Mr Rivolta believes the image of private aviation as the exclusive preserve of billionaires and movie stars is misplaced. “The range of users of private aircraft has always been much wider than people imagine,” he says. “The growth of private aviation in the last ten to fifteen years has been phenomenal and on-demand charter has been at the forefront of this growth as the easiest and most economically viable way for users to enter the market.”
Other players, though, question whether the private jet market can be made so democratic and accessible. “Private aviation still needs the personal touch,” says James Leach, group marketing director at Air Charter Service, which has been in business for 25 years.

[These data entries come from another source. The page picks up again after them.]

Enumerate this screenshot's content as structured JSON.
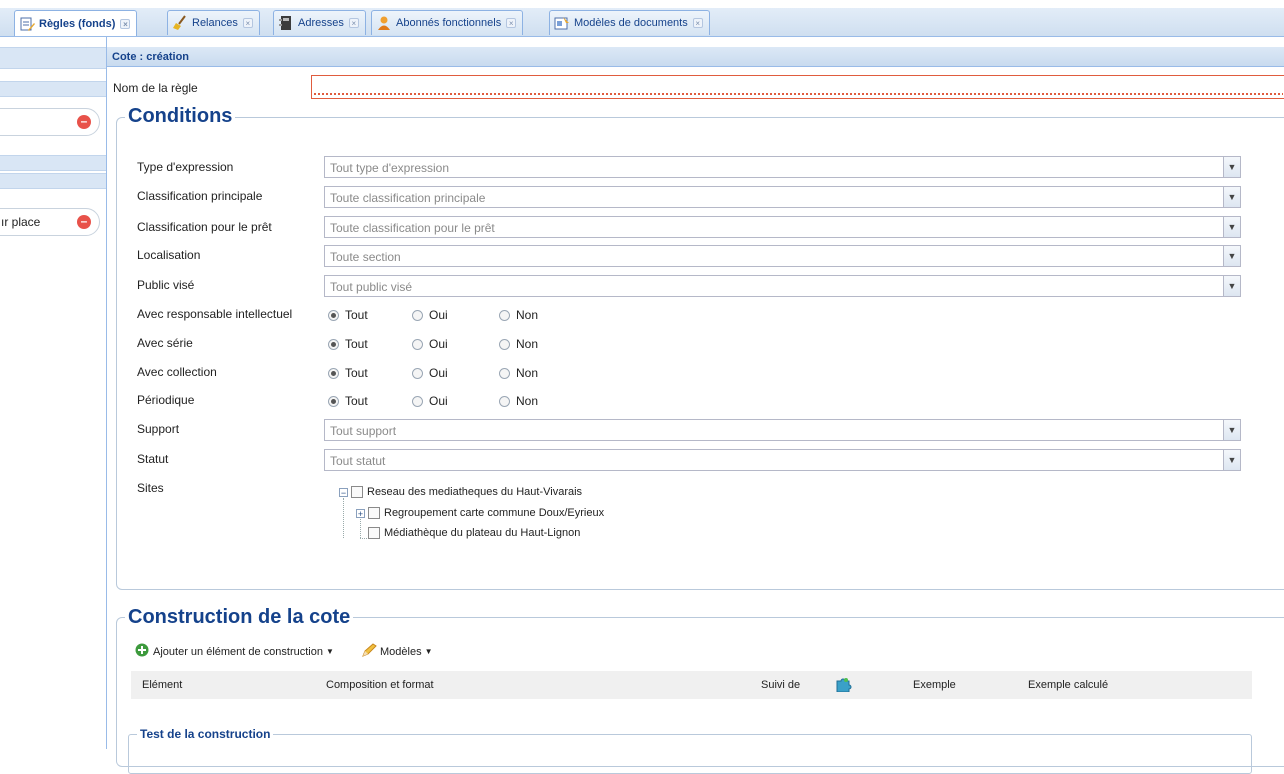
{
  "tabs": [
    {
      "label": "Règles (fonds)",
      "icon": "rules-edit-icon",
      "active": true
    },
    {
      "label": "Relances",
      "icon": "broom-icon",
      "active": false
    },
    {
      "label": "Adresses",
      "icon": "address-book-icon",
      "active": false
    },
    {
      "label": "Abonnés fonctionnels",
      "icon": "users-icon",
      "active": false
    },
    {
      "label": "Modèles de documents",
      "icon": "document-template-icon",
      "active": false
    }
  ],
  "tab_close_glyph": "×",
  "left_panel": {
    "item_partial_label": "ır place"
  },
  "panel": {
    "title": "Cote : création",
    "rule_name_label": "Nom de la règle",
    "rule_name_value": ""
  },
  "conditions": {
    "legend": "Conditions",
    "fields": {
      "type_expression": {
        "label": "Type d'expression",
        "placeholder": "Tout type d'expression"
      },
      "classification_principale": {
        "label": "Classification principale",
        "placeholder": "Toute classification principale"
      },
      "classification_pret": {
        "label": "Classification pour le prêt",
        "placeholder": "Toute classification pour le prêt"
      },
      "localisation": {
        "label": "Localisation",
        "placeholder": "Toute section"
      },
      "public_vise": {
        "label": "Public visé",
        "placeholder": "Tout public visé"
      },
      "support": {
        "label": "Support",
        "placeholder": "Tout support"
      },
      "statut": {
        "label": "Statut",
        "placeholder": "Tout statut"
      }
    },
    "radio_options": [
      "Tout",
      "Oui",
      "Non"
    ],
    "radios": {
      "responsable": {
        "label": "Avec responsable intellectuel",
        "selected": "Tout"
      },
      "serie": {
        "label": "Avec série",
        "selected": "Tout"
      },
      "collection": {
        "label": "Avec collection",
        "selected": "Tout"
      },
      "periodique": {
        "label": "Périodique",
        "selected": "Tout"
      }
    },
    "sites_label": "Sites",
    "sites_tree": {
      "root": "Reseau des mediatheques du Haut-Vivarais",
      "child1": "Regroupement carte commune Doux/Eyrieux",
      "child2": "Médiathèque du plateau du Haut-Lignon"
    }
  },
  "construction": {
    "legend": "Construction de la cote",
    "add_button": "Ajouter un élément de construction",
    "models_button": "Modèles",
    "columns": {
      "element": "Elément",
      "composition": "Composition et format",
      "suivi": "Suivi de",
      "exemple": "Exemple",
      "exemple_calcule": "Exemple calculé"
    },
    "test_legend": "Test de la construction"
  },
  "colors": {
    "accent": "#15428b",
    "border": "#99bbe8",
    "error": "#e05c3e",
    "remove": "#e8524a"
  }
}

He describes the apparently great deals offered by some of the new disruptors, especially those with a strong online presence, as “smoke and mirrors”.
Having explored the empty leg model, the founders of LunaJets rejected it in 2007 to focus on offering something more akin to the traditional private service, while bearing down on fares. “We adapted our business strategy, repositioning the company as the best price private jet charter company,” says chief executive Eymeric Segard. “This was unheard of at the time, before the economic crisis, when clients would fly private without worrying about price. When the crisis came, our business grew 30 per cent every year, as passengers were then looking to spend the right amount for their flights.”

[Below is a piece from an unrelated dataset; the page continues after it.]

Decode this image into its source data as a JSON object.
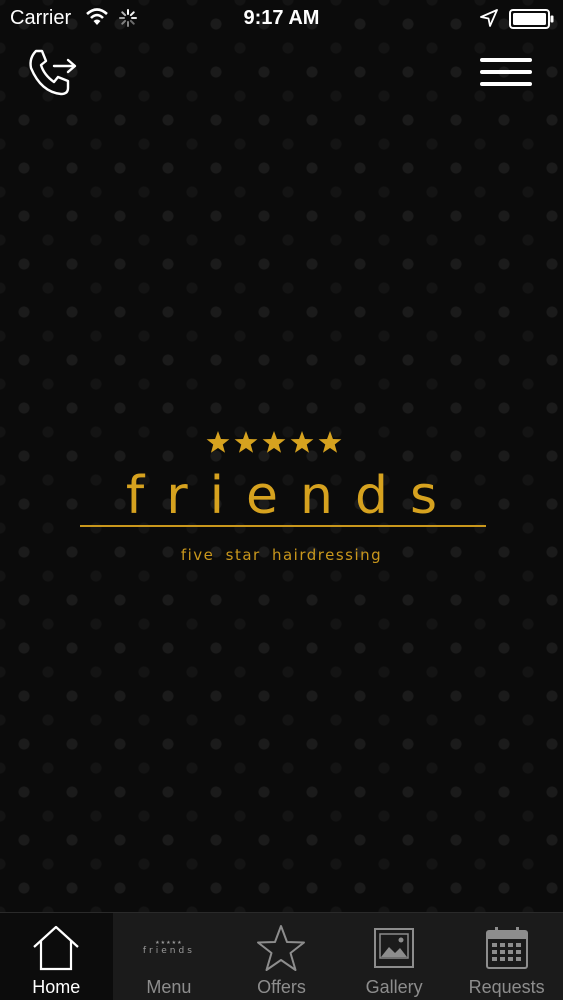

Business aircraft can take travellers more efficiently and quickly to destinations worldwide, avoiding slot-restrictions at congested airports
The current market is generally healthy. “There is, however, a general growth curve across the industry, which can be attributed to the increasing availability of large cabins and long-range aircraft for spot-charter, as large corporations continue to sell their own aircraft and rely on this market,” says Victor’s Mr Ryan.

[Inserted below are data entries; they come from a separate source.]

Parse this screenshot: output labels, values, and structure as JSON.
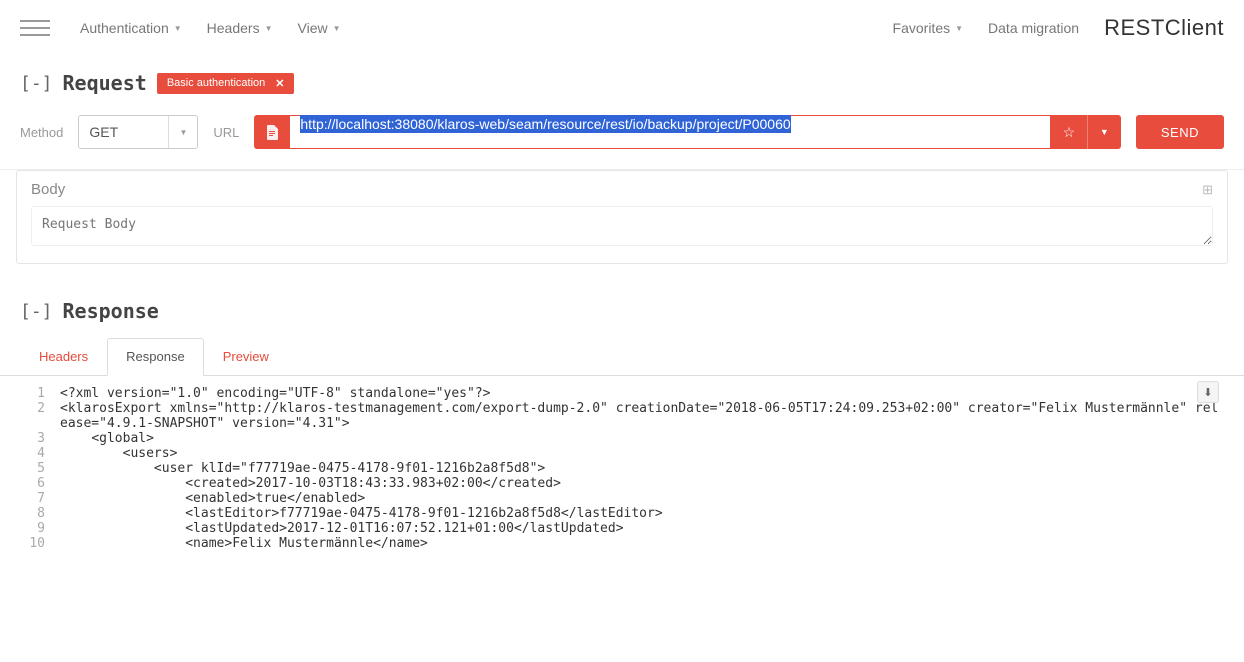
{
  "topnav": {
    "items": [
      "Authentication",
      "Headers",
      "View"
    ],
    "right": [
      "Favorites",
      "Data migration"
    ],
    "brand": "RESTClient"
  },
  "request": {
    "toggle": "[-]",
    "title": "Request",
    "badge": "Basic authentication",
    "method_label": "Method",
    "method_value": "GET",
    "url_label": "URL",
    "url_value": "http://localhost:38080/klaros-web/seam/resource/rest/io/backup/project/P00060",
    "send_label": "SEND"
  },
  "body": {
    "title": "Body",
    "placeholder": "Request Body"
  },
  "response": {
    "toggle": "[-]",
    "title": "Response",
    "tabs": [
      "Headers",
      "Response",
      "Preview"
    ],
    "active_tab": 1,
    "lines": [
      "<?xml version=\"1.0\" encoding=\"UTF-8\" standalone=\"yes\"?>",
      "<klarosExport xmlns=\"http://klaros-testmanagement.com/export-dump-2.0\" creationDate=\"2018-06-05T17:24:09.253+02:00\" creator=\"Felix Mustermännle\" release=\"4.9.1-SNAPSHOT\" version=\"4.31\">",
      "    <global>",
      "        <users>",
      "            <user klId=\"f77719ae-0475-4178-9f01-1216b2a8f5d8\">",
      "                <created>2017-10-03T18:43:33.983+02:00</created>",
      "                <enabled>true</enabled>",
      "                <lastEditor>f77719ae-0475-4178-9f01-1216b2a8f5d8</lastEditor>",
      "                <lastUpdated>2017-12-01T16:07:52.121+01:00</lastUpdated>",
      "                <name>Felix Mustermännle</name>"
    ]
  }
}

“The business aviation market is recovering and we are seeing an increased number of flights in the ultra-long-range sector,” says Graham Williamson, president aircraft management and charter services, TAG Aviation Europe. “Businessmen and women have ever-changing travel requirements and often have to be in places that commercial airlines do not serve. Business aircraft can take travellers more efficiently and quickly to destinations worldwide, avoiding slot-restrictions at congested airports.”
He points out that four or five first-class tickets with commercial airlines can often cost as much as a business jet charter. “Our expert team is available at all times to support clients no matter where they are in the world, offering personalised and high-value services with efficient operations at the highest quality and safety standards. Our clients can choose where, when and with whom they want to fly.”
Even at the very upper end of the market, among those who can afford to buy rather than just charter, value is increasingly important. “The part of the market that would buy at any price is gone – everyone wants ‘a deal’,” says Steve Varsano of The Jet Business, the first street-facing store retailing private jets. “That said, the activity level today is very strong in the super mid-size aircraft and up. There’s been an increased demand for large and ultra-long-range aircraft in a number of the emerging and frontier markets, but we have seen US demand recently start to increase.”
Overall Mr Varsano is optimistic. “As the bigger and longer-range aircraft have decreased in price since 2008, there are a lot more buyers coming into the market who can justify buying these assets at these more ‘reasonable’ prices. In addition, the US economy is strengthening and companies need to get their executives to and from business destinations quicker to remain competitive,” he says. “Time kills deals and businesses are seeing how the corporate jet adds time to the executive’s day.”